The place is a specific location in NE Portland, once forested land, site of the Vanport flood, now “a redlined neighborhood” with hints of crack cocaine and heavy metal music. The car is a buffed-up vintage Chevy, unusually described as “Robust and fleet, polished / to the shiniest matte grey / and chrome,” with a pair of fuzzy dice hanging from the rearview mirror. And the driver is “a delicate caramel of man,” who is initially “Perched canary-like inside” with the haircut of an indigenous Amazonian tribesman, but after “awaiting / green” and “plow[ing] further” he turns into a jaguar prowling the underbrush.
What a transition! Enough to take your breath away. What was “once / forest” at the beginning of the poem has been turned into jungle by a caramel-colored man in a spiffed-up Chevy. And to top it off, the poem ends with a rhymed couplet. Terrific!

Poet’s Bio: M. Sean Stanley is a father and physician, who is trying to reflect more and consume less, and for whom writing has been helpful to these ends. Although not originally from the PNW, he has now lived here longer than anywhere else.

Second Place: “Breakfast in Bed” by Miriam Steinbach

Morning, again
there is coffee brewing in the kitchen downstairs but
here, your lips taste like cream and
mine are dripping with honey

Here, light is sliced on bedsheets like banana bread and
your eyes are sunny side
each pupil a yolk
swimming in sleepy white

Here, you laugh like pepper,
smile like salt and
melt my butter hips
with your sourdough hands

Morning, again
there is coffee brewing in the kitchen downstairs but
here, we’ve got breakfast in bed

Judge’s Comment: This is a sweet poem, light and erotic. The conceit of two people being food for each other is nicely carried through to the end.

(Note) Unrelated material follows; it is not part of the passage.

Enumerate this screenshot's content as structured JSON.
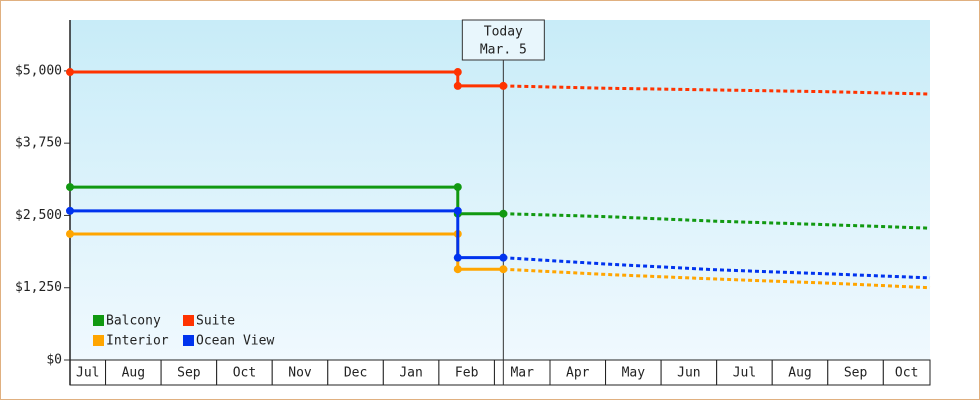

Poet’s Bio: Miriam Steinbach is an English Communication major studying at Corban University in Salem, OR. She enjoys playing music, making jewelry, and enjoying the abundance of hikes that exist in Oregon. She dreams of publishing her own book of poetry someday and pushes herself to write something new every day.

Third Place: “Homeless Man” by Mike McPherson

Baggy brown ski hat
Rolled up over his ears today
My eyes ahead, seeing red, waiting on green
I’m stopped alongside Homeless Man

“Homeless, will work for food, please help”
His cardboard sign tells me
Uncomfortable, I am
Is he?

Tired of a forced stare ahead
I think of my friend who said
Don’t look away
Okay

I turn and see this grey beard
Duct-taped glasses
Hole over one boot toe
And old pain

I think, a few dollars
May matter after all
I pull out my wallet
Look him in the eye

But the light switches to green
Homeless Man
Keeps his eyes ahead
Beyond my stare

Poet’s Bio: Mike McPherson’s poetry comes to us from Eugene, Oregon. He graduated from Oregon State University in 1983 and has worked as a tree planter, salesman, hike leader, technical writer, reporter, and house framer. McPherson hiked east-to-west across Oregon with a friend to celebrate college graduation; fondness for the Beaver State turned to love on that trip. He’s a fan of Raymond Carver, Harper Lee, and Paul Theroux among other authors.

Judge’s Bio: CLEMENS STARCK has been writing poems for over sixty years and living in Oregon since 1976. He has published seven books, including the Oregon Book Award-winning Journeyman’s Wages (1995) and the recent Cathedrals & Parking Lots: Collected Poems (2019). Retired now, he has made his living mainly as a carpenter and construction foreman. A widower, he has three grown children and lives on forty-some acres in the foothills of the Coast Range outside of Dallas, Oregon.